With the onset of fall and the fact that the leaves are finally giving up their chlorophyll and falling from the trees, that means bouldering season around here is just about to get cranking! I've been trying to make up for all of the time I've been spending inside with our new family lately by getting as many bike rides and bouldering training sessions in as possible. I've been biking between 10-15 miles a few times a week and then pulling down at Big Eastatoee afterwards. I haven't really "trained" for bouldering in a couple of years...I've always seen it as something I just jump back into when the season gets here and bouldering will train me back into shape.
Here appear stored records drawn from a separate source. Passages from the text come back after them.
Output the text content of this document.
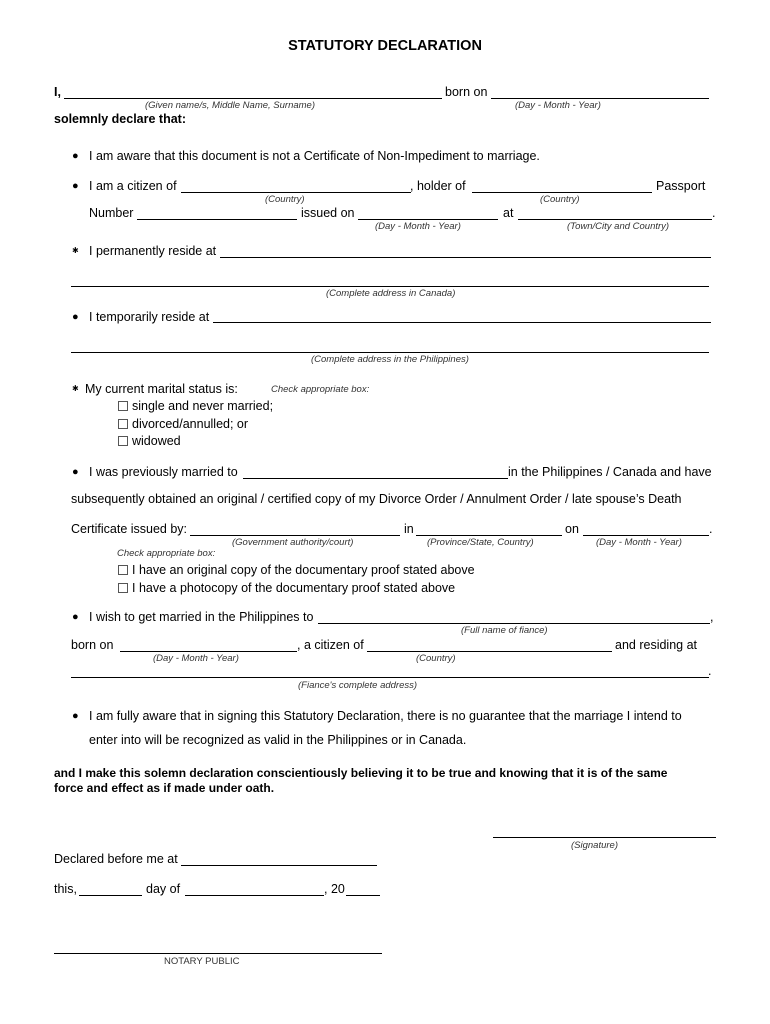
STATUTORY DECLARATION
I,	born on
(Given name/s, Middle Name, Surname)	(Day - Month - Year)
solemnly declare that:
● I am aware that this document is not a Certificate of Non-Impediment to marriage.
● I am a citizen of	, holder of	Passport
(Country)	(Country)
Number	issued on	at	.
(Day - Month - Year)	(Town/City and Country)
✱ I permanently reside at
(Complete address in Canada)
● I temporarily reside at
(Complete address in the Philippines)
✱ My current marital status is:	Check appropriate box:
single and never married;
divorced/annulled; or
widowed
● I was previously married to	in the Philippines / Canada and have
subsequently obtained an original / certified copy of my Divorce Order / Annulment Order / late spouse’s Death
Certificate issued by:	in	on	.
(Government authority/court)	(Province/State, Country)	(Day - Month - Year)
Check appropriate box:
I have an original copy of the documentary proof stated above
I have a photocopy of the documentary proof stated above
● I wish to get married in the Philippines to	,
(Full name of fiance)
born on	, a citizen of	and residing at
(Day - Month - Year)	(Country)
.
(Fiance's complete address)
● I am fully aware that in signing this Statutory Declaration, there is no guarantee that the marriage I intend to
enter into will be recognized as valid in the Philippines or in Canada.
and I make this solemn declaration conscientiously believing it to be true and knowing that it is of the same
force and effect as if made under oath.
(Signature)
Declared before me at
this,	day of	, 20
NOTARY PUBLIC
But after taking my focus almost completely away from bouldering for a few months, I realize that I need to get back into reasonable shape or I cant enjoy my time on the boulders as much. I've been doing sets of boulder problems...5 of the same route (with 1 minute rest in between each) followed by a 2-3 minute rest before I jump on the next harder problem. I've typically been climbing 5-7 different routes, from V0-V3 in a session for a total of 30 or so routes in less than an hour. When I first started doing these sets, I couldn't make it through 4 problems and I would flail on many problems I used to send in my sleep...but now, after about 10-12 training sessions, I'm feeling a little more like normal. I'm still not that strong, but I feel like I'm a little better prepared for the upcoming season and I'm getting really excited about sending some projects from last season and developing some new stuff along the way!!! I hope you've been getting yourself ready for the cooler sending temps and you're as stoked as I am about this fall:)
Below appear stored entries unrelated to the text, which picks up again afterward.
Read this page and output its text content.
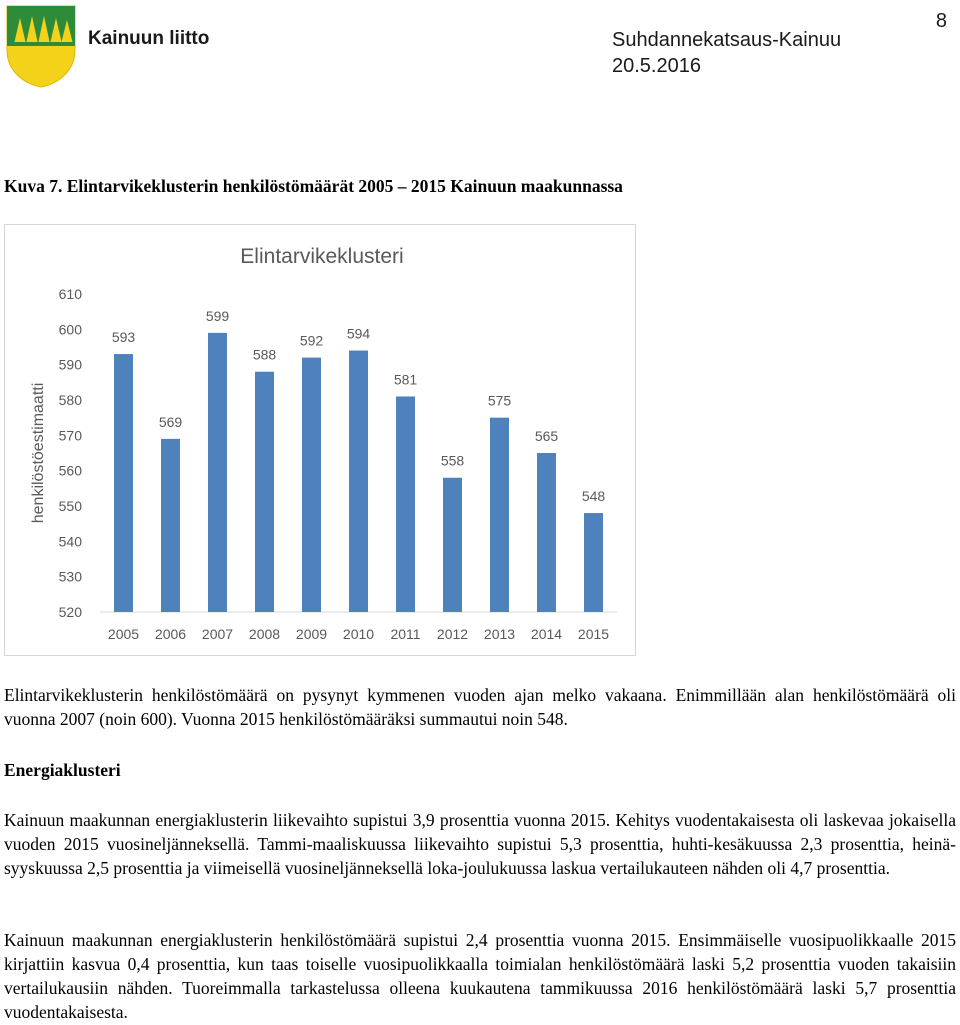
Kainuun liitto	Suhdannekatsaus-Kainuu
20.5.2016
8
Kuva 7. Elintarvikeklusterin henkilöstömäärät 2005 – 2015 Kainuun maakunnassa
Elintarvikeklusteri
henkilöstöestimaatti
520
530
540
550
560
570
580
590
600
610
593
2005
569
2006
599
2007
588
2008
592
2009
594
2010
581
2011
558
2012
575
2013
565
2014
548
2015
Elintarvikeklusterin henkilöstömäärä on pysynyt kymmenen vuoden ajan melko vakaana. Enimmillään alan henkilöstömäärä oli vuonna 2007 (noin 600). Vuonna 2015 henkilöstömääräksi summautui noin 548.
Energiaklusteri
Kainuun maakunnan energiaklusterin liikevaihto supistui 3,9 prosenttia vuonna 2015. Kehitys vuodentakaisesta oli laskevaa jokaisella vuoden 2015 vuosineljänneksellä. Tammi-maaliskuussa liikevaihto supistui 5,3 prosenttia, huhti-kesäkuussa 2,3 prosenttia, heinä-syyskuussa 2,5 prosenttia ja viimeisellä vuosineljänneksellä loka-joulukuussa laskua vertailukauteen nähden oli 4,7 prosenttia.
Kainuun maakunnan energiaklusterin henkilöstömäärä supistui 2,4 prosenttia vuonna 2015. Ensimmäiselle vuosipuolikkaalle 2015 kirjattiin kasvua 0,4 prosenttia, kun taas toiselle vuosipuolikkaalla toimialan henkilöstömäärä laski 5,2 prosenttia vuoden takaisiin vertailukausiin nähden. Tuoreimmalla tarkastelussa olleena kuukautena tammikuussa 2016 henkilöstömäärä laski 5,7 prosenttia vuodentakaisesta.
On a little bit of a sad note...for someone like me that spends A LOT of his time up on Highway 11 enjoying the plethora of outdoor activities, The Market At Keowee Towne has been my go to spot for incredible quality food, beer and wine. They are famous for their Blue Plate Special for lunch that Lee and crew always cook up to perfection. They always had fresh organic veggies and fish, the BEST tenderloin you could ever sink your teeth into, and they always had a nice specialty beer that made me smile even more while I was eating lunch there after a good boulder session. The Market sent out an e-mail last night informing its loyal customers that they will be shutting down on September 6th, only a few short days from now! I for one will miss the class, awesome variety and quality they always provided...thanks for treating this dirty, chalk covered hooligan with the same respect you gave the obnoxious golf crowd (if not more)! You will be greatly missed in the local community (and by this boulderer especially) and we hope that you can find a way to reopen soon!